Ashes 2005: The Greatest Test Series

Published: 2005
Pages: 220
Author: Haigh, Gideon
Publisher: Aurum Press Ltd
Rating: 4 stars

Ashes 2005: The Greatest Test Series

I have put off reading this book for quite a while for two reasons.

Firstly, the book was only released in Australia in paperback form, and I really wanted a hardback edition.

Secondly, when my copy arrived from England, Gideon Haigh’s inscription really hit home that we (Australia) had actually lost the Ashes:

To Sean,
Happy days!!
Gideon HaighWell I think he should enjoy the moment…

Haigh, like fellow cricket writer David Frith, was born in England and raised in Australia.

Unlike Frith however, who remains impartial when the two countries clash for the Ashes, Haigh is an unabashed England supporter. Although he is not sure exactly why he ended up following the fortunes of the English cricket team, the fact that he also supports the Geelong Cats in Aussie Rules football means he has not had much to meow or roar about in recent history.

I remember reading an anecdote about the great cricket writer Robertson-Glasgow (which I could not locate to quote in this review much to my chagrin). On walking past a newsagent, Robertson-Glasgow saw the following billboards side by side: the first read “Read Robertson-Glasgow on cricket in the Times”. The second; “read the Guardian and find out what really happened in the Match”. The joke was that Robertson-Glasgow did not report on the match per se, but was much more interested in the characters and peripheral events taking place.

This very much reminds me of the way Gideon Haigh has written Ashes 2005. He does not give you a ball-by-ball account of each session – far from it. In fact, he dedicates on average less than three pages to each day’s play throughout the series. So if you have not watched the Tests you may struggle somewhat, although the full score cards of each Test is provided.

If you have already watched the 2005 Ashes series though, then this is the book for you.

This is Gideon Haigh at his cricket writing best, which equals cricket writing at its best. His pen portrait of Shane Warne is the best I have read on the great spin bowler, and that includes the four biographies I have perused.

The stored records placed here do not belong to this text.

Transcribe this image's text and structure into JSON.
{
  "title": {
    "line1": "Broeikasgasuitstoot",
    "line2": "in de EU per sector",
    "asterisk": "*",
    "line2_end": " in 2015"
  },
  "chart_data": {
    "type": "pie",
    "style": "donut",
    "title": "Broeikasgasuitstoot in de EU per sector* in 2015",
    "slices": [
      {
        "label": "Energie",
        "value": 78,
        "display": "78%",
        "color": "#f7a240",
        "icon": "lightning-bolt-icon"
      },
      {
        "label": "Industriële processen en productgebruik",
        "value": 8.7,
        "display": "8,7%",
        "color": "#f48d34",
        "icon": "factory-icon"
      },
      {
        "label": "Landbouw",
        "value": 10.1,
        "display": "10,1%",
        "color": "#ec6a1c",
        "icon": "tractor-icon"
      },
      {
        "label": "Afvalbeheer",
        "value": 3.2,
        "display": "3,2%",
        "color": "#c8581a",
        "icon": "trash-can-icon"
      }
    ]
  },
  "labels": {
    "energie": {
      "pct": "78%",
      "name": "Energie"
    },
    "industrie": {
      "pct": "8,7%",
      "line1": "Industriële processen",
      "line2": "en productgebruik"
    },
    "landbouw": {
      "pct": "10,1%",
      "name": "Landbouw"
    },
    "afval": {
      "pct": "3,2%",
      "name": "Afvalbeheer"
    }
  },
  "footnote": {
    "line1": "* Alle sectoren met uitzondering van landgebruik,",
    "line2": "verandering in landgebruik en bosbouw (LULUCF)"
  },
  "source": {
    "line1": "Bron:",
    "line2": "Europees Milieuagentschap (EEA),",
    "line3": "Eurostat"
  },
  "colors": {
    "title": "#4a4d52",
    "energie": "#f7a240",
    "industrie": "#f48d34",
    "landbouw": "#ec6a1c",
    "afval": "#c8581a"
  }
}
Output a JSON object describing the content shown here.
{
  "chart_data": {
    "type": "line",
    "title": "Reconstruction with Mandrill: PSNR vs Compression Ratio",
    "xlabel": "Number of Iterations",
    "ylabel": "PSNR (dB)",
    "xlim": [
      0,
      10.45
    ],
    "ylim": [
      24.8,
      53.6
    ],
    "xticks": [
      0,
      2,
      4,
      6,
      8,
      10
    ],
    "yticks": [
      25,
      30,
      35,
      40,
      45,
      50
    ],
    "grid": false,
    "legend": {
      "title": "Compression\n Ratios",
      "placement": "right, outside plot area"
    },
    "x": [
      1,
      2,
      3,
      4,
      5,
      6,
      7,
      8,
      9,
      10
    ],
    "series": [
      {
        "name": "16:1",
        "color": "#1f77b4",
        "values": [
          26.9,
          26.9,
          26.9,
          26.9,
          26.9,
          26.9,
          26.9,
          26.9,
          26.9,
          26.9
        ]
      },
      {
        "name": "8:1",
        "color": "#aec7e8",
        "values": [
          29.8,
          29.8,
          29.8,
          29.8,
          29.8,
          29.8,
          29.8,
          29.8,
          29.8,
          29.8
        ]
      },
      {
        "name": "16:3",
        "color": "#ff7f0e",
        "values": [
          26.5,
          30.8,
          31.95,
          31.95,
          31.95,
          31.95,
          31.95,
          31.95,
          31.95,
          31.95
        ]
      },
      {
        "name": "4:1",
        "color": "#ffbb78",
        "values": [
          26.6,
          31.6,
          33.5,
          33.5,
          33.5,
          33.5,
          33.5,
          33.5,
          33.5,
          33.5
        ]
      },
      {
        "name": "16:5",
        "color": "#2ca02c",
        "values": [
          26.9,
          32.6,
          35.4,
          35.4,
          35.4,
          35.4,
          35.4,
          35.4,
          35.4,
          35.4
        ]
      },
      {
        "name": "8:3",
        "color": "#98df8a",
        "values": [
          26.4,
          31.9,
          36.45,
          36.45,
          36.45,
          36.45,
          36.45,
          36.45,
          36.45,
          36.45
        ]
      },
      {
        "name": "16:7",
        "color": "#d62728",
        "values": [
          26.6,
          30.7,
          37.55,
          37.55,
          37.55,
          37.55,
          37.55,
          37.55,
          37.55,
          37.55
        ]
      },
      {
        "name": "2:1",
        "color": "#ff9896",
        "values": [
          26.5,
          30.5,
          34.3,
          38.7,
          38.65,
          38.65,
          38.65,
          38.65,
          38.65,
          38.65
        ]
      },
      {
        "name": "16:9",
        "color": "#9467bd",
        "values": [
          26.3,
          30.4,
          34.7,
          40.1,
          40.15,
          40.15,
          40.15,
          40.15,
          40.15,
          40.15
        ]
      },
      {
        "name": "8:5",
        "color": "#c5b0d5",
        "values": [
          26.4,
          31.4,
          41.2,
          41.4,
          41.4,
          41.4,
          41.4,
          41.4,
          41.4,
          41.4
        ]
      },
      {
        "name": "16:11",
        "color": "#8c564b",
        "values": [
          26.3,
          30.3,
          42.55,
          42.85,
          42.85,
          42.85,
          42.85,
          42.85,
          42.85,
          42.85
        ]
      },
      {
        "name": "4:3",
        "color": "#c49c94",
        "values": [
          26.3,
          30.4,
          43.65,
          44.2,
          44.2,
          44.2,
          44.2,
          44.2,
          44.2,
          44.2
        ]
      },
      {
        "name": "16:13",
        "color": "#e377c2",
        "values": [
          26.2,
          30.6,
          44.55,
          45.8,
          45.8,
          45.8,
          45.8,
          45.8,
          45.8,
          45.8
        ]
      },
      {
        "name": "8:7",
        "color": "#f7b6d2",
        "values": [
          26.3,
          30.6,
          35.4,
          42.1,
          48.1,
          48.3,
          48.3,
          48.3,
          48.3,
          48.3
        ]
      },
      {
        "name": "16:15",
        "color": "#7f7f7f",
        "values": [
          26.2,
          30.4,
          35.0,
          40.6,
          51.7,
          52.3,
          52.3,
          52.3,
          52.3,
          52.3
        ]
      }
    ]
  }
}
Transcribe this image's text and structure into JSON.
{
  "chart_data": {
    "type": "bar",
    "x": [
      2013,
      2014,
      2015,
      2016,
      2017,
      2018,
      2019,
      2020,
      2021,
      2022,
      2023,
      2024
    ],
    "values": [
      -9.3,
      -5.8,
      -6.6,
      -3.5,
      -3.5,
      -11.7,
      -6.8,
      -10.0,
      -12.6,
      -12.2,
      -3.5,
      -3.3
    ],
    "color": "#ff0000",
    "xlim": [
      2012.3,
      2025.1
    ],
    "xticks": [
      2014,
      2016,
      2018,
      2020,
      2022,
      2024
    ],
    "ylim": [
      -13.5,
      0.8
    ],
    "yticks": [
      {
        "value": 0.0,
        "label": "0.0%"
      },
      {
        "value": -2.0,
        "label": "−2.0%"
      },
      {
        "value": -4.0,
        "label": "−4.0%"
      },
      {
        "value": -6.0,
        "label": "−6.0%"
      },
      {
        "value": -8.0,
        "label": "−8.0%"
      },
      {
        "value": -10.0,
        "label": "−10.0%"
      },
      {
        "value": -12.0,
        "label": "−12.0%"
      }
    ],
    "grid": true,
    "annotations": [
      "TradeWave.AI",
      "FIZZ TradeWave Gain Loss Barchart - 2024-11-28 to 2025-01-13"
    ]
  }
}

There are also some great one-liners such as: “he may sometime forget he is married but Warne never forgets a wicket”. He criticises and praises seemingly without favour, and Jones’ keeping, Ponting’s captaincy and even Buchanan’s coaching all come in for criticism during the book.

He also writes off Jason Gillespie – “perhaps his last hope is to be written off by a newspaper columnist. Jason, you’re gone. I hope that helps”.

The author covers none of the lead-up ODI matches, concentrating on the main event, and has more anecdotes than a sportsman’s night featuring Trueman, Walters, O’Keefe and Tufnell on the same card.

A great read – don’t miss Ashes 2005.

In Australia, the book is titled A Fair Field and No Favour, and is published by Scribe.